挙句にアズマが、彼の衣服を貸すというものだから、私は動揺してしまった。
つい昨日のこと、恋愛対象として意識しているのだと理解したばかりのアズマから、衣服の貸し出しを申し出られたのだ。私なら意中の相手に服を貸すなどという行為はできないが、アズマは誰にでも服を貸すのだろうか。それとも、意識してしまうと言っているだけで、どうでもいいから貸せるのだろうか。私は困惑しつつも、アズマの親切を受け入れた。

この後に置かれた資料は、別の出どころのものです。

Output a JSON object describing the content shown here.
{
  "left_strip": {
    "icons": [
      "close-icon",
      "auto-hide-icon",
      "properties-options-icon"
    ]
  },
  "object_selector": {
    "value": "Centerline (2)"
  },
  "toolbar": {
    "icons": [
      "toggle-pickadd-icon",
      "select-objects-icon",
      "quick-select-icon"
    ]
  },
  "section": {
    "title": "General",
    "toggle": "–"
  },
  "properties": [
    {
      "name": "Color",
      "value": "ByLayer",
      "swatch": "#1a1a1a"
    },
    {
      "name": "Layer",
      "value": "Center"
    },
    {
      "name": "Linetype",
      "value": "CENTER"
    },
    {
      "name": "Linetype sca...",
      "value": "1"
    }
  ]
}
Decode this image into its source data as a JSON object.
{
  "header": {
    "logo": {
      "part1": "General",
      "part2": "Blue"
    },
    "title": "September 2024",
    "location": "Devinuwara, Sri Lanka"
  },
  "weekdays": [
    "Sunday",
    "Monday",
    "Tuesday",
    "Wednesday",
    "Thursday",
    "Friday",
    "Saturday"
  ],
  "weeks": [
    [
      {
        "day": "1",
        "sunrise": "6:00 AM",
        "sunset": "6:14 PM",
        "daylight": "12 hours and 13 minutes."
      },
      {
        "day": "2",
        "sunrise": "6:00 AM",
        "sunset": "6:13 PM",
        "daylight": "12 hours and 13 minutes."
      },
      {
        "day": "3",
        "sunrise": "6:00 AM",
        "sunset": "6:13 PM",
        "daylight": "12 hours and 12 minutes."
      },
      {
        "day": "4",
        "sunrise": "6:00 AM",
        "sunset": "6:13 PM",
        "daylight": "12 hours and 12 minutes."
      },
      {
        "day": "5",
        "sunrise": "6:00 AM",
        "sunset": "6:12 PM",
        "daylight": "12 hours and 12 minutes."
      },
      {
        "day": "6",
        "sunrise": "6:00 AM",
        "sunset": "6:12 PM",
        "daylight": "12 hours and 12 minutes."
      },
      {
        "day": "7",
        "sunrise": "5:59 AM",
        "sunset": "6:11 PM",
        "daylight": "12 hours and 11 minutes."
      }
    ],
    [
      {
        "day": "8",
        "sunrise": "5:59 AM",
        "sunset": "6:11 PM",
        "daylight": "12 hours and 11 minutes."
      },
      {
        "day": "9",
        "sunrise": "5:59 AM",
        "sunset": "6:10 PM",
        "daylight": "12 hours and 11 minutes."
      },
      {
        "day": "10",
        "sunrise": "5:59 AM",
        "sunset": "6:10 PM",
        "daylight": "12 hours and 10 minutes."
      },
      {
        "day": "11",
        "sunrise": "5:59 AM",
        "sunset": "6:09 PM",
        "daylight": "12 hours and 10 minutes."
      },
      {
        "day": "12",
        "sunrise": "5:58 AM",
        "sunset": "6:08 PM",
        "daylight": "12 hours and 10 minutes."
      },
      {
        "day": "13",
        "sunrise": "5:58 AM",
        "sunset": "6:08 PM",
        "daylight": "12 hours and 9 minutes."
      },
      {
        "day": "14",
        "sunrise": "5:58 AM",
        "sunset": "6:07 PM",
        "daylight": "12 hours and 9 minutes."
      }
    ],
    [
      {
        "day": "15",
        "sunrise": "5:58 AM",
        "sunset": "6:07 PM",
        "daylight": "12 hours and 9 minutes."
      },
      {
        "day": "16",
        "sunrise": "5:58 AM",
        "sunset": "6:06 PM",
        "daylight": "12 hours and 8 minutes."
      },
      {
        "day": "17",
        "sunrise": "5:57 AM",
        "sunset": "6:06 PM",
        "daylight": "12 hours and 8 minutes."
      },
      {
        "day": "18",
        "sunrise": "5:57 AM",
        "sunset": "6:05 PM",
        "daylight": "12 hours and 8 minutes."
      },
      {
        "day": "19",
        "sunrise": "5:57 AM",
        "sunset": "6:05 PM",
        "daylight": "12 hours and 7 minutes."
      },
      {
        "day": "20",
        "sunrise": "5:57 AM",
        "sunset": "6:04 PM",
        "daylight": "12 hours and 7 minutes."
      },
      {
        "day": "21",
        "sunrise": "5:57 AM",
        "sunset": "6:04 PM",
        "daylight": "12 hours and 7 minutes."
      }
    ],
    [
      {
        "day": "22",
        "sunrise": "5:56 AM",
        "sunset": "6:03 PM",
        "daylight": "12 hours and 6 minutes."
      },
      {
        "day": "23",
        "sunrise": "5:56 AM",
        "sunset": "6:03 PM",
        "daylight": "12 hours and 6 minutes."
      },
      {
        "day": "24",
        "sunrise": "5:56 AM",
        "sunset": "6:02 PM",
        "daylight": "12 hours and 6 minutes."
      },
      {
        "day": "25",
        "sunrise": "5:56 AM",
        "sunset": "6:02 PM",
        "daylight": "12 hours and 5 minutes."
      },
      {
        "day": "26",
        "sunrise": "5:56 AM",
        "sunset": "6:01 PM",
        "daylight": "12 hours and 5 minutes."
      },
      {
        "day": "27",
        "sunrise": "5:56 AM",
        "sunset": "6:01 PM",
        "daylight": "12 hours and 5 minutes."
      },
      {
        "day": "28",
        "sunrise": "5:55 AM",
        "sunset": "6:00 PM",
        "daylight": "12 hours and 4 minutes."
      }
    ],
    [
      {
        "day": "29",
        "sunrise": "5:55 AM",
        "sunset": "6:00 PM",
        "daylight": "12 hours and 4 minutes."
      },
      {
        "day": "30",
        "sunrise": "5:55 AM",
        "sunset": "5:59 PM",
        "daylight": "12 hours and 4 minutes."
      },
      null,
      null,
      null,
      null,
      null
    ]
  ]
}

アズマの衣類はエルフの精霊絹よりも粗雑で固い肌触りだが、どことなくアズマの香りがした。そう意識すると何故だか私は落ち着かない心地になり、胸がざわめくのを知られまいと、サングラスをかけっぱなしにしなくてはならなかった。
久方ぶりに家を出ると、やはり眩い太陽と人々の喧騒にクラクラしそうだ。しかし、確かにこの姿のおかげで以前より視線を集めずに済んでいるかもしれない。時折「あの、モデルさんですか」と知らない人々から声をかけられたが、違うと言ってできる限り足早に逃げた。

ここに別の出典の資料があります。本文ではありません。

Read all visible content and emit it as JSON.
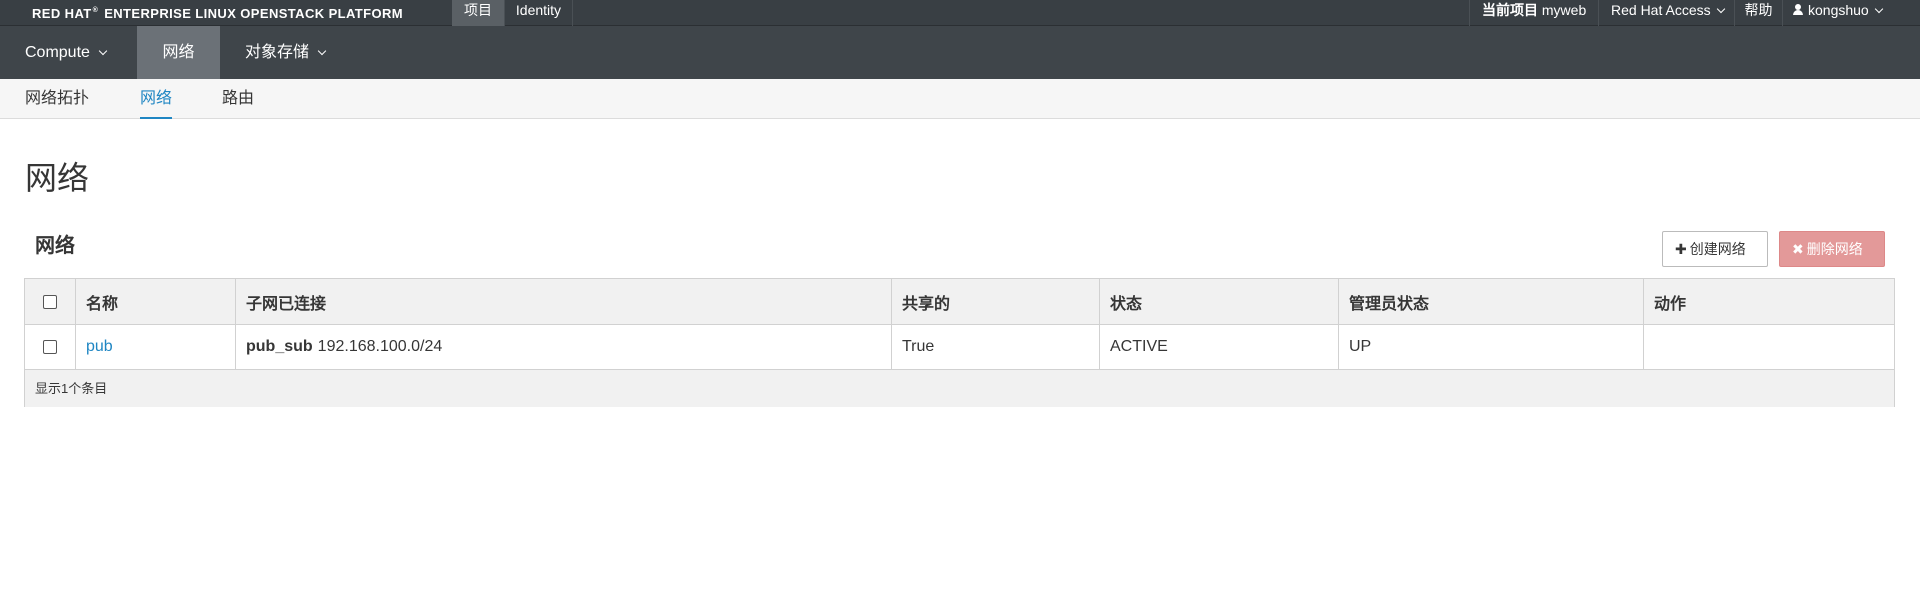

私達エルフは悠々としていることを美とするが、その気になれば獣人と並ぶほど早く駆けられる。もっとも、いつものローブでは脚がもつれるのだが、アズマの衣類は動くのに適しており、なるほど脆弱な人間はこの平和な時代でもいつ何時危険に晒されても逃げられるようにこういう服を着ているのだと感心した。

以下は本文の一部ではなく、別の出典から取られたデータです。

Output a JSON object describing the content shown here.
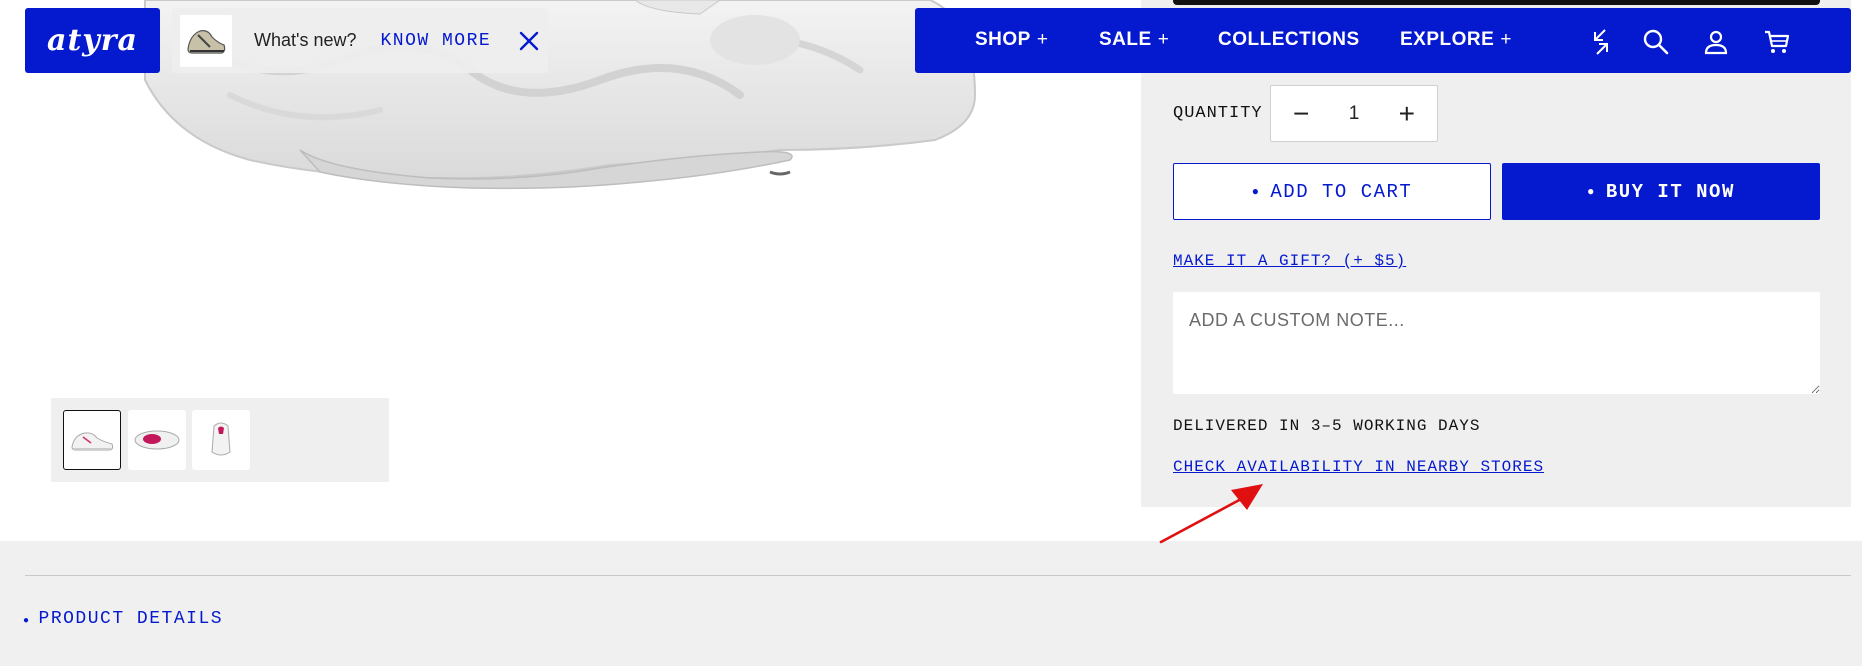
{
  "brand": {
    "logo_text": "atyra"
  },
  "announcement": {
    "text": "What's new?",
    "link_label": "KNOW MORE",
    "close_icon": "close-icon"
  },
  "nav": {
    "items": [
      {
        "label": "SHOP",
        "suffix": "+"
      },
      {
        "label": "SALE",
        "suffix": "+"
      },
      {
        "label": "COLLECTIONS",
        "suffix": ""
      },
      {
        "label": "EXPLORE",
        "suffix": "+"
      }
    ],
    "icons": [
      "compare-icon",
      "search-icon",
      "account-icon",
      "cart-icon"
    ]
  },
  "purchase": {
    "quantity_label": "QUANTITY",
    "quantity_value": "1",
    "decrement": "−",
    "increment": "+",
    "add_to_cart": "ADD TO CART",
    "buy_now": "BUY IT NOW",
    "gift_link": "MAKE IT A GIFT? (+ $5)",
    "note_placeholder": "ADD A CUSTOM NOTE...",
    "delivery_text": "DELIVERED IN 3–5 WORKING DAYS",
    "availability_link": "CHECK AVAILABILITY IN NEARBY STORES"
  },
  "gallery": {
    "thumbnails": [
      "shoe-side-view",
      "shoe-top-view",
      "shoe-back-view"
    ],
    "active_index": 0
  },
  "sections": {
    "product_details": "PRODUCT DETAILS"
  },
  "colors": {
    "accent": "#0519cf",
    "panel_bg": "#efefef",
    "annotation_arrow": "#e01010"
  }
}
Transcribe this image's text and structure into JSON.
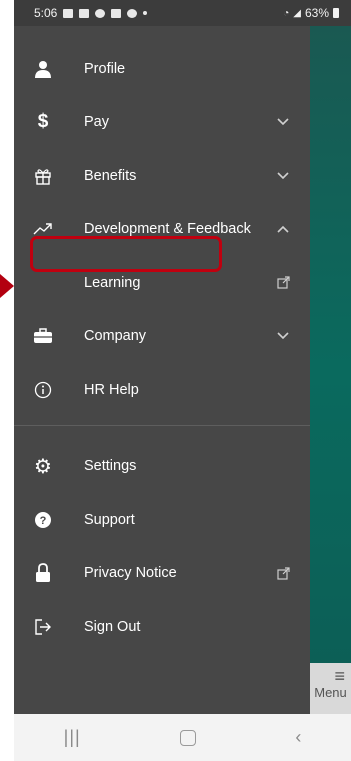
{
  "status": {
    "time": "5:06",
    "battery": "63%"
  },
  "menu": {
    "items": [
      {
        "label": "Profile",
        "icon": "person-icon"
      },
      {
        "label": "Pay",
        "icon": "dollar-icon",
        "trail": "chevron-down-icon"
      },
      {
        "label": "Benefits",
        "icon": "gift-icon",
        "trail": "chevron-down-icon"
      },
      {
        "label": "Development & Feedback",
        "icon": "trend-up-icon",
        "trail": "chevron-up-icon"
      },
      {
        "label": "Learning",
        "trail": "external-link-icon",
        "highlighted": true
      },
      {
        "label": "Company",
        "icon": "briefcase-icon",
        "trail": "chevron-down-icon"
      },
      {
        "label": "HR Help",
        "icon": "info-icon"
      }
    ],
    "secondary": [
      {
        "label": "Settings",
        "icon": "gear-icon"
      },
      {
        "label": "Support",
        "icon": "question-icon"
      },
      {
        "label": "Privacy Notice",
        "icon": "lock-icon",
        "trail": "external-link-icon"
      },
      {
        "label": "Sign Out",
        "icon": "sign-out-icon"
      }
    ]
  },
  "menu_tab": {
    "label": "Menu"
  },
  "colors": {
    "drawer_bg": "#474747",
    "highlight_border": "#c0000f",
    "backdrop": "#0a6a5e"
  }
}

エルフ村にはこちらへ引っ越した時に何度か足を運んだから、行き方は知っていた。相変わらず、列車とかいう金属にマナを駆け巡らせて走る箱のことは薄気味悪いが、移動は早くて便利だ。あっという間に私はエルフ村へと辿り着いた。
人類が混ざって暮らす街の一角に、唐突に我らが故郷を模した一角が広がる。木々が生い茂り、石造りの流麗な白い建築物が並ぶ街並みだ。冬に襲われている人類の街は寒いけれど、ここには精霊たちも暮らしていてほのかに温かみがある。そのせいか、観光客と思わしき他の人類たちもそれなりの数がエルフ村を訪れていた。
私はエルフ村の町並みをあまり気にかけることもなく、一直線へとある建物へ向かった。エルフ語と人類共通語で「観光案内所」と書かれた木の看板が立てられており、薄布のカーテンを開け中へ入ると、エルフ建築らしい木と石の調和がとれた美しい部屋が広がっている。入ってすぐのところに白い木造りのテーブルが置かれており、その前の椅子には、サヴァン兄様が腰かけていた。
「やあセレ。今日はどうしたんだい?」
サヴァン兄様は私の来訪を驚くでもなく、そう微笑んでいる。きっとサヴァン兄様ほどの長命なエルフともなれば、私がここへ近付いている気配ぐらいわかるのだろう。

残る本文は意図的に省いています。